Detection of outliers (peaks & valleys) in ONT signal using z-scores.
Source:R/ninetails_training_dataset_production_functions.R
filter_signal_by_threshold_trainingset.RdThis is the training-set variant of the z-score-based peak/valley detection function. It identifies deviations in the poly(A) tail signal that may correspond to non-adenosine nucleotides (C, G, or U) by applying a moving-average z-score filter with empirically calibrated parameters.
Arguments
- signal
Numeric vector. An ONT read fragment corresponding to the poly(A) tail region as delimited by nanopolish polya (stored in
tail_feature_list[[1]]produced bycreate_tail_feature_list_trainingset).
Value
Numeric vector of pseudomoves with values in {-1, 0, 1}:
- 1
Signal exceeds baseline (peak) — potential G nucleotide.
- -1
Signal falls below baseline (valley) — potential C or U nucleotide.
- 0
Signal within baseline range — homopolymer A region.
Details
The algorithm prepends 100 calibration data points (sampled from the
10 most frequent signal values and the first 10 observations) to
stabilise the baseline estimate. It then applies a sliding window of
100 data points: any observation exceeding 3.5 standard deviations
from the running mean is classified as a peak (+1) or valley (-1);
all other positions are scored 0. After trimming the calibration
prefix, terminal positions are zeroed out (first 5 and last 5) to
prevent edge artefacts from entering downstream chunk extraction.

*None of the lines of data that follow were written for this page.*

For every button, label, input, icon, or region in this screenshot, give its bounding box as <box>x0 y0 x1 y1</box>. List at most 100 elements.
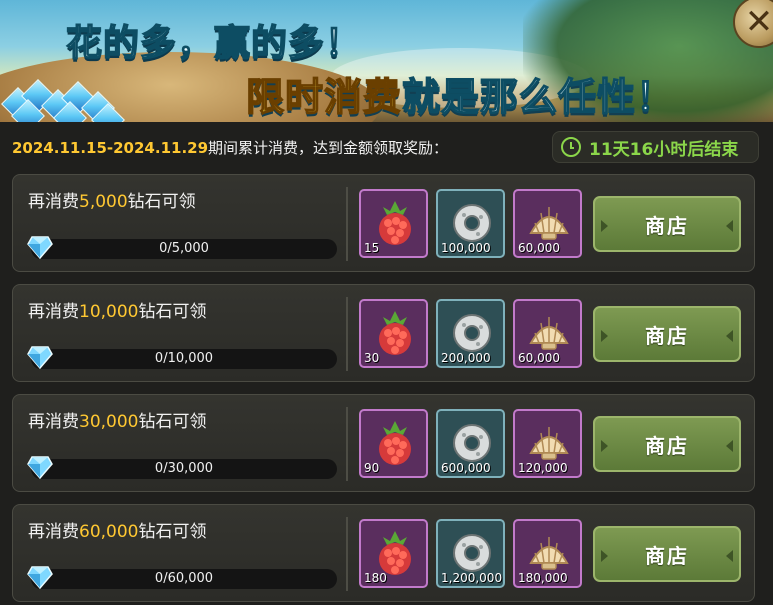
progress-bar: 0/10,000 <box>31 349 337 369</box>
reward-slot-seashell[interactable]: 60,000 <box>513 299 582 368</box>
banner-title-highlight: 限时消费 <box>245 74 403 120</box>
row-divider <box>346 297 348 371</box>
clock-icon <box>561 137 581 157</box>
reward-quantity: 200,000 <box>441 351 491 365</box>
arrow-right-icon <box>726 220 733 232</box>
reward-quantity: 30 <box>364 351 380 365</box>
progress-text: 0/30,000 <box>154 461 214 476</box>
shop-button-label: 商店 <box>645 543 689 568</box>
arrow-left-icon <box>601 550 608 562</box>
raspberry-icon <box>379 201 411 245</box>
tier-label-prefix: 再消费 <box>28 412 79 432</box>
row-divider <box>346 407 348 481</box>
banner-title-rest: 就是那么任性！ <box>401 74 676 120</box>
reward-slot-stone-ring[interactable]: 200,000 <box>436 299 505 368</box>
diamond-icon <box>27 346 53 369</box>
tier-label-suffix: 钻石可领 <box>138 522 207 542</box>
tier-row: 再消费5,000钻石可领 0/5,000 15 100,000 60,000 商… <box>12 174 755 272</box>
reward-quantity: 60,000 <box>518 241 560 255</box>
stone-ring-icon <box>453 314 491 352</box>
reward-quantity: 60,000 <box>518 351 560 365</box>
raspberry-icon <box>379 311 411 355</box>
progress-text: 0/5,000 <box>159 241 209 256</box>
tier-requirement: 再消费30,000钻石可领 <box>28 407 206 432</box>
reward-slot-seashell[interactable]: 180,000 <box>513 519 582 588</box>
tier-amount: 30,000 <box>79 412 139 432</box>
tier-row: 再消费30,000钻石可领 0/30,000 90 600,000 120,00… <box>12 394 755 492</box>
arrow-left-icon <box>601 440 608 452</box>
shop-button[interactable]: 商店 <box>593 196 741 252</box>
arrow-right-icon <box>726 330 733 342</box>
shop-button-label: 商店 <box>645 323 689 348</box>
stone-ring-icon <box>453 424 491 462</box>
banner-title-line2: 限时消费就是那么任性！ <box>245 66 676 121</box>
row-divider <box>346 517 348 591</box>
reward-quantity: 180,000 <box>518 571 568 585</box>
tier-label-prefix: 再消费 <box>28 192 79 212</box>
reward-slot-seashell[interactable]: 120,000 <box>513 409 582 478</box>
tier-requirement: 再消费5,000钻石可领 <box>28 187 196 212</box>
reward-slot-raspberry[interactable]: 180 <box>359 519 428 588</box>
stone-ring-icon <box>453 204 491 242</box>
reward-slot-raspberry[interactable]: 90 <box>359 409 428 478</box>
progress-bar: 0/30,000 <box>31 459 337 479</box>
reward-quantity: 120,000 <box>518 461 568 475</box>
raspberry-icon <box>379 421 411 465</box>
progress-bar: 0/60,000 <box>31 569 337 589</box>
arrow-right-icon <box>726 440 733 452</box>
period-description: 期间累计消费，达到金额领取奖励： <box>208 139 449 157</box>
stone-ring-icon <box>453 534 491 572</box>
row-divider <box>346 187 348 261</box>
tier-label-prefix: 再消费 <box>28 302 79 322</box>
shop-button[interactable]: 商店 <box>593 526 741 582</box>
reward-quantity: 1,200,000 <box>441 571 503 585</box>
reward-slot-stone-ring[interactable]: 600,000 <box>436 409 505 478</box>
event-banner: 花的多，赢的多！ 限时消费就是那么任性！ <box>0 0 773 122</box>
tier-label-suffix: 钻石可领 <box>138 412 207 432</box>
tier-row: 再消费10,000钻石可领 0/10,000 30 200,000 60,000… <box>12 284 755 382</box>
banner-title-line1: 花的多，赢的多！ <box>65 22 363 65</box>
reward-quantity: 600,000 <box>441 461 491 475</box>
progress-text: 0/10,000 <box>154 351 214 366</box>
arrow-left-icon <box>601 220 608 232</box>
tier-amount: 60,000 <box>79 522 139 542</box>
arrow-right-icon <box>726 550 733 562</box>
shop-button-label: 商店 <box>645 433 689 458</box>
raspberry-icon <box>379 531 411 575</box>
reward-slot-raspberry[interactable]: 30 <box>359 299 428 368</box>
shop-button[interactable]: 商店 <box>593 416 741 472</box>
tier-row: 再消费60,000钻石可领 0/60,000 180 1,200,000 180… <box>12 504 755 602</box>
timer-text: 11天16小时后结束 <box>589 139 739 160</box>
tier-label-suffix: 钻石可领 <box>127 192 196 212</box>
reward-quantity: 100,000 <box>441 241 491 255</box>
reward-quantity: 15 <box>364 241 380 255</box>
progress-text: 0/60,000 <box>154 571 214 586</box>
period-dates: 2024.11.15-2024.11.29 <box>12 139 209 157</box>
reward-quantity: 90 <box>364 461 380 475</box>
tier-amount: 5,000 <box>79 192 128 212</box>
shop-button-label: 商店 <box>645 213 689 238</box>
tier-requirement: 再消费10,000钻石可领 <box>28 297 206 322</box>
shop-button[interactable]: 商店 <box>593 306 741 362</box>
seashell-icon <box>529 317 569 350</box>
diamond-icon <box>27 236 53 259</box>
seashell-icon <box>529 207 569 240</box>
reward-slot-stone-ring[interactable]: 100,000 <box>436 189 505 258</box>
tier-label-prefix: 再消费 <box>28 522 79 542</box>
progress-bar: 0/5,000 <box>31 239 337 259</box>
reward-slot-seashell[interactable]: 60,000 <box>513 189 582 258</box>
reward-quantity: 180 <box>364 571 387 585</box>
reward-slot-stone-ring[interactable]: 1,200,000 <box>436 519 505 588</box>
diamond-pile-icon <box>0 72 125 122</box>
arrow-left-icon <box>601 330 608 342</box>
diamond-icon <box>27 456 53 479</box>
reward-slot-raspberry[interactable]: 15 <box>359 189 428 258</box>
event-period: 2024.11.15-2024.11.29期间累计消费，达到金额领取奖励： <box>12 137 448 158</box>
diamond-icon <box>27 566 53 589</box>
tier-label-suffix: 钻石可领 <box>138 302 207 322</box>
tier-amount: 10,000 <box>79 302 139 322</box>
tier-requirement: 再消费60,000钻石可领 <box>28 517 206 542</box>
countdown-timer: 11天16小时后结束 <box>552 131 759 163</box>
seashell-icon <box>529 427 569 460</box>
seashell-icon <box>529 537 569 570</box>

Finally, substitute_gaps is applied to fill isolated
zero-gaps in the pseudomove vector.
Acknowledgements
The z-score peak detection algorithm is based on: Brakel, J.P.G. van (2014). "Robust peak detection algorithm using z-scores". Stack Overflow. Available at: https://stackoverflow.com/questions/22583391/peak-signal-detection-in-realtime-timeseries-data/22640362#22640362 (version: 2020-11-08).
See also
extract_tail_data_trainingset which calls this
function,
filter_signal_by_threshold for the production counterpart,
substitute_gaps for the gap-filling post-processing step.